Loan Agreements, Family Members & Spouses

Loan Agreements, Family Members & Spouses

G&S Law Group have dealt with many matters whereby family members have loaned money to one another (including spouses), not bothered to spend some money getting the Loan Agreement written up by a Solicitor and ended up spending thousands trying to recover the money. 

Below are some cases dealing with whether or not Spouses can commence proceedings for recovery of a loan in the Local Court or District Court, or if it should be dealt with as part o family law proceedings in the Federal Circuit or Family Court. 

Patel v Patel and ORS [2015] NSWDC 2

Confirmed the authority in NSW & Bate v Priestly (not the Western Australian position). This was a how cause hearing in the District Court of NSW, which confirmed that:

73. Although there is no express admission by either the Husband or the Wife in their affidavits filed in connection with the Wife’s Notice of Motion or in the relevant pleadings, I am satisfied on the balance of probabilities, by having regard to the terms of the Deed itself, that at least one of its purposes was to effect an adjustment of property rights other than through the processes of the Family Court.

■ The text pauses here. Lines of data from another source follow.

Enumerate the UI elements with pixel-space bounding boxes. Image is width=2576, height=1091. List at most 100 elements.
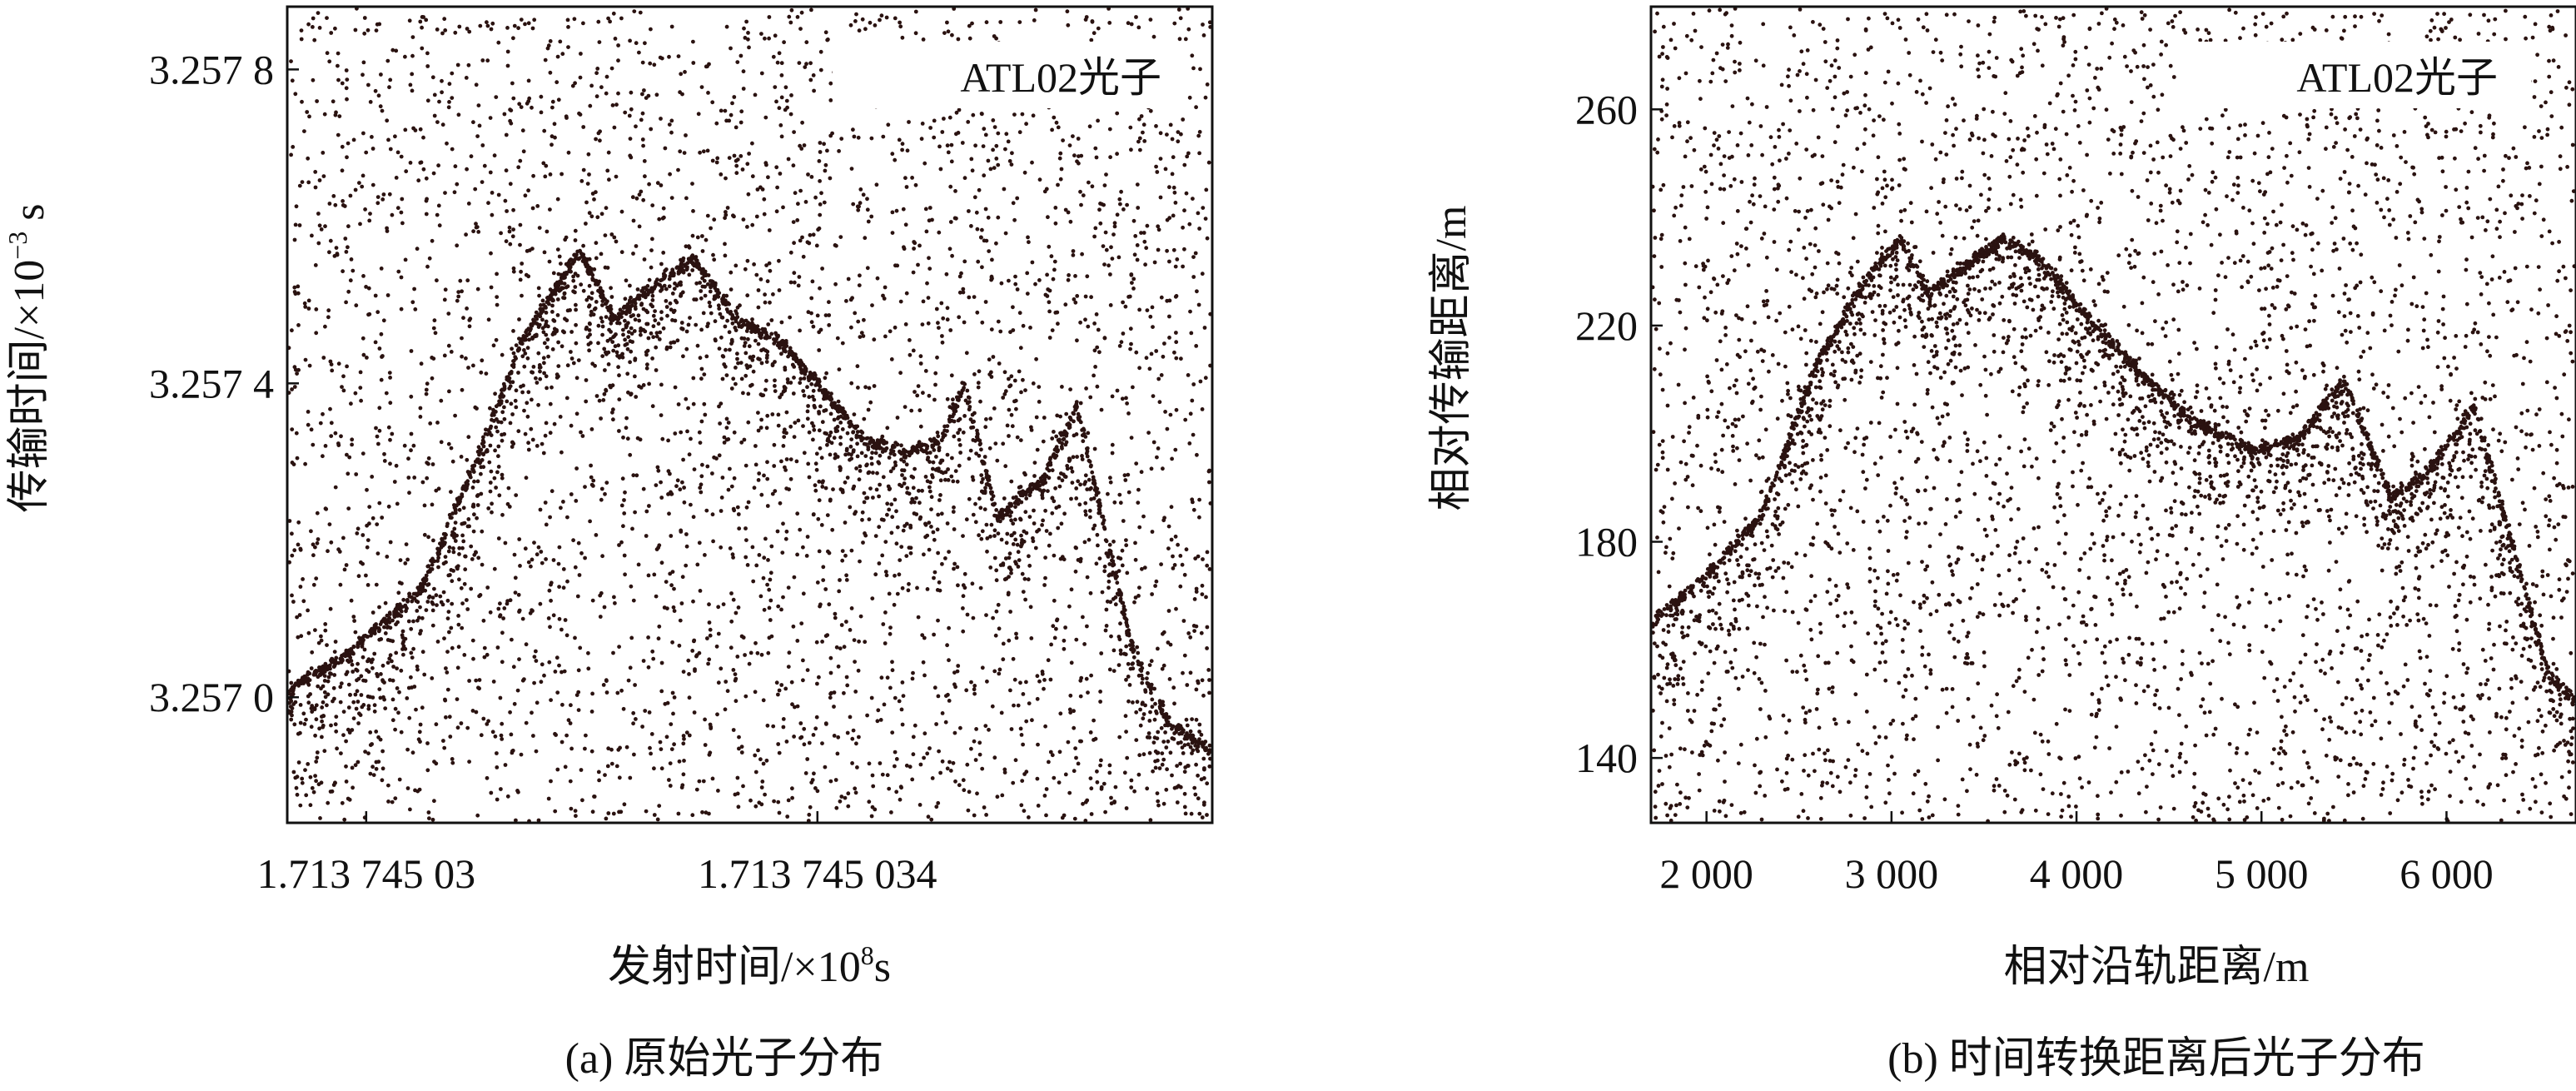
- photon-point: [655, 465, 660, 470]
- photon-point: [992, 755, 997, 760]
- photon-point: [956, 418, 961, 423]
- photon-point: [877, 561, 882, 565]
- photon-point: [834, 645, 839, 650]
- photon-point: [772, 799, 776, 804]
- photon-point: [856, 319, 861, 324]
- photon-point: [466, 62, 471, 67]
- photon-point: [746, 336, 750, 341]
- photon-point: [910, 777, 915, 782]
- photon-point: [945, 306, 950, 311]
- photon-point: [1057, 484, 1062, 489]
- photon-point: [368, 730, 373, 735]
- photon-point: [658, 282, 663, 287]
- photon-point: [609, 747, 614, 752]
- photon-point: [1149, 690, 1153, 695]
- photon-point: [387, 656, 392, 661]
- photon-point: [801, 424, 805, 428]
- photon-point: [492, 566, 497, 571]
- photon-point: [659, 183, 664, 187]
- photon-point: [898, 24, 903, 29]
- photon-point: [1000, 793, 1005, 798]
- photon-point: [750, 222, 755, 227]
- photon-point: [508, 421, 513, 426]
- photon-point: [431, 171, 436, 176]
- photon-point: [1161, 631, 1165, 636]
- photon-point: [442, 745, 447, 750]
- photon-point: [539, 94, 544, 99]
- photon-point: [848, 505, 853, 510]
- photon-point: [542, 371, 546, 376]
- photon-point: [535, 444, 540, 448]
- photon-point: [432, 318, 437, 323]
- photon-point: [994, 241, 998, 246]
- photon-point: [1203, 95, 1208, 100]
- photon-point: [401, 639, 406, 644]
- photon-point: [848, 22, 853, 27]
- photon-point: [949, 159, 954, 164]
- photon-point: [574, 411, 579, 416]
- photon-point: [381, 695, 385, 700]
- photon-point: [1151, 740, 1156, 745]
- photon-point: [577, 111, 581, 116]
- photon-point: [679, 72, 684, 77]
- photon-point: [343, 237, 348, 241]
- photon-point: [425, 476, 430, 481]
- photon-point: [791, 624, 796, 629]
- photon-point: [425, 741, 430, 745]
- photon-point: [667, 122, 672, 127]
- photon-point: [1107, 542, 1112, 547]
- photon-point: [1185, 154, 1190, 159]
- photon-point: [616, 365, 620, 370]
- photon-point: [737, 526, 742, 531]
- photon-point: [1182, 208, 1186, 213]
- photon-point: [875, 276, 880, 281]
- photon-point: [583, 746, 587, 751]
- photon-point: [545, 46, 550, 51]
- photon-point: [1136, 139, 1141, 144]
- photon-point: [723, 108, 728, 113]
- photon-point: [1169, 537, 1174, 542]
- photon-point: [293, 92, 298, 97]
- photon-point: [767, 587, 772, 592]
- photon-point: [419, 361, 424, 366]
- photon-point: [420, 650, 425, 655]
- photon-point: [972, 691, 977, 696]
- photon-point: [833, 281, 838, 286]
- photon-point: [1050, 127, 1054, 132]
- photon-point: [623, 343, 628, 347]
- photon-point: [682, 486, 686, 490]
- photon-point: [480, 180, 485, 185]
- photon-point: [475, 134, 480, 139]
- photon-point: [479, 370, 484, 375]
- photon-point: [815, 580, 820, 585]
- photon-point: [495, 272, 499, 276]
- photon-point: [972, 372, 977, 376]
- photon-point: [553, 135, 557, 140]
- photon-point: [548, 172, 553, 177]
- photon-point: [480, 562, 485, 567]
- photon-point: [900, 722, 905, 727]
- photon-point: [684, 133, 688, 137]
- photon-point: [724, 347, 728, 352]
- photon-point: [348, 278, 353, 283]
- photon-point: [779, 320, 784, 325]
- photon-point: [879, 13, 884, 18]
- photon-point: [798, 238, 803, 243]
- photon-point: [978, 585, 983, 590]
- photon-point: [568, 779, 573, 784]
- photon-point: [770, 412, 775, 416]
- photon-point: [602, 391, 607, 396]
- photon-point: [1013, 505, 1017, 509]
- photon-point: [890, 668, 895, 673]
- photon-point: [983, 132, 988, 137]
- photon-point: [1197, 722, 1202, 727]
- photon-point: [970, 168, 975, 173]
- photon-point: [1207, 678, 1211, 682]
- photon-point: [937, 749, 941, 754]
- photon-point: [447, 630, 451, 635]
- photon-point: [681, 670, 686, 674]
- photon-point: [1147, 663, 1152, 667]
- photon-point: [798, 381, 803, 386]
- photon-point: [455, 298, 460, 303]
- photon-point: [471, 656, 475, 661]
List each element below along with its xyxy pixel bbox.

74. However, I am respectfully not persuaded that Bate v Priestley can on that basis be distinguished in the manner undertaken by the West Australian Court of Appeal in Sewell v Wilson – at least on the facts of the present case. In my opinion Bate v Priestley, until overruled in the High Court, continues in this State to stand for the proposition that parties to a marriage can, between themselves, and in respect of property adjustment issues, agree to provide remedies at common law outside those available under the Act. To agree to have such remedies does not purport to exclude the jurisdiction of the Family Court. If either party regularly invoked the jurisdiction of that court, it would be a matter for it to decide what effect or weight ought to be given to the Deed; and whether principles of estoppel (ANSHUN or otherwise) arose.

Decision:

75. In my opinion, therefore, this court does have jurisdiction to entertain the claim which relates to the Deed. In other words, the Wife has shown cause as to why the proceedings should not be struck out.

Bate v Priestly

The majority of the New South Wales Court of Appeal held that proceedings to enforce a deed of acknowledgment of debt by the wife against her former husband did not arise out of the parties' former marital relationship, but out of the deed.

Slattery v Slattery (1976) 2 FAM

(90-110), the Full Court of the Family Court held that the Family Court did not have jurisdiction to order the repayment of money lent by a wife to a husband during the course of a marriage, since the payment of a loan was not:

(a) a matter of maintenance since it did not involve considerations of needs and abilities to pay as required by Family Law Act 1975 (Cth) s 75; or

(b) a matter of alteration of property interests since it did not deal with any particular item of property of a party to the marriage.